Free agency starts Friday, so it's time to gas up the engines of Redskins One and take off to points across the country.
Not so fast.
"Free agency is not something we're going to be a big part of," executive vice president of football operations Vinny Cerrato said.
From Jeremiah Trotter to London Fletcher, the Redskins have usually been aggressive this decade in pursuing talent in free agency.
So it has to come as a surprise to hear team officials downplaying the NFL's annual free agent frenzy.
A new approach at Redskins Park?
"First, we're coming off the playoffs and we feel pretty good about where we're at with our football team," Cerrato told Larry Michael and Bram Weinstein on Redskins Radio on Thursday.
"Then, after evaluating free agency, there's not anybody that we feel like we have to have, that we're in love with, who's going to come in and help us for what they would want financially."
It sounds like the Redskins will be less active than last year's measured approach. They netted London Fletcher and Fred Smoot on the first weekend of free agency last year.
This year, the Redskins want to wait for the market to settle before venturing into free agency.
"We'll probably wait in free agency for the market to come back," he said.
What about a trade?
"You're always evaluating the trade market to see if that's a viable option," he said.

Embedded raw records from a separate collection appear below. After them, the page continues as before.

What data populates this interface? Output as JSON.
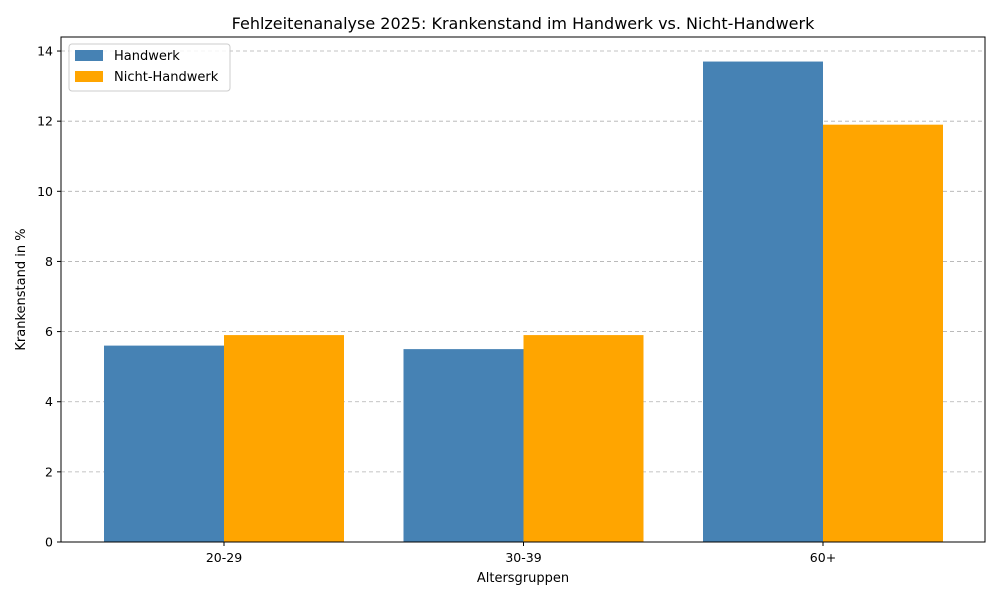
{
  "chart_data": {
    "type": "bar",
    "title": "Fehlzeitenanalyse 2025: Krankenstand im Handwerk vs. Nicht-Handwerk",
    "xlabel": "Altersgruppen",
    "ylabel": "Krankenstand in %",
    "categories": [
      "20-29",
      "30-39",
      "60+"
    ],
    "series": [
      {
        "name": "Handwerk",
        "color": "#4682b4",
        "values": [
          5.6,
          5.5,
          13.7
        ]
      },
      {
        "name": "Nicht-Handwerk",
        "color": "#ffa500",
        "values": [
          5.9,
          5.9,
          11.9
        ]
      }
    ],
    "ylim": [
      0,
      14.4
    ],
    "yticks": [
      0,
      2,
      4,
      6,
      8,
      10,
      12,
      14
    ],
    "grid": "y-dashed",
    "legend_position": "top-left"
  }
}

Cerrato emphasized that, even though the Redskins are under the league-mandated salary cap, the team does not want to overspend for free agents.
"When you see some deals that come out [in the first few days of free agency], you're going to say, 'Who is that and how did they get that much money?'" Cerrato said. "So the money [spent] is going to be crazy. A lot of teams have a lot of money to spend, and there are so few guys available. If you want one, you're going to have to pay a lot of money."
Meantime, the Redskins continue to negotiate with their own free agents
Quarterback Todd Collins and running back Rock Cartwright, the two biggest names on the Redskins' list, appear set to test the market.
Cerrato said the team has "reached out" to wide receiver Reche Caldwell.
Caldwell emerged as a clutch, third-down receiver late last season. The 7-year veteran finished the season with 15 catches for 141 yards.
"I think Reche wants to see what his value is out there," Cerrato said. "A lot of times with free agents, you want them back but they want to see what their value is. If they can get a phenomenal deal, then more power to them. If they see what we feel like the market is, then we'll work something out."
The Redskins will likely look to the draft to provide depth along the offensive line, Cerrato said.
"You want to develop someone [at offensive line]," he said. "With free agency, you don't want a 30-year-old guy to develop. You're looking more for a younger guy to bring along, because they're a lot cheaper."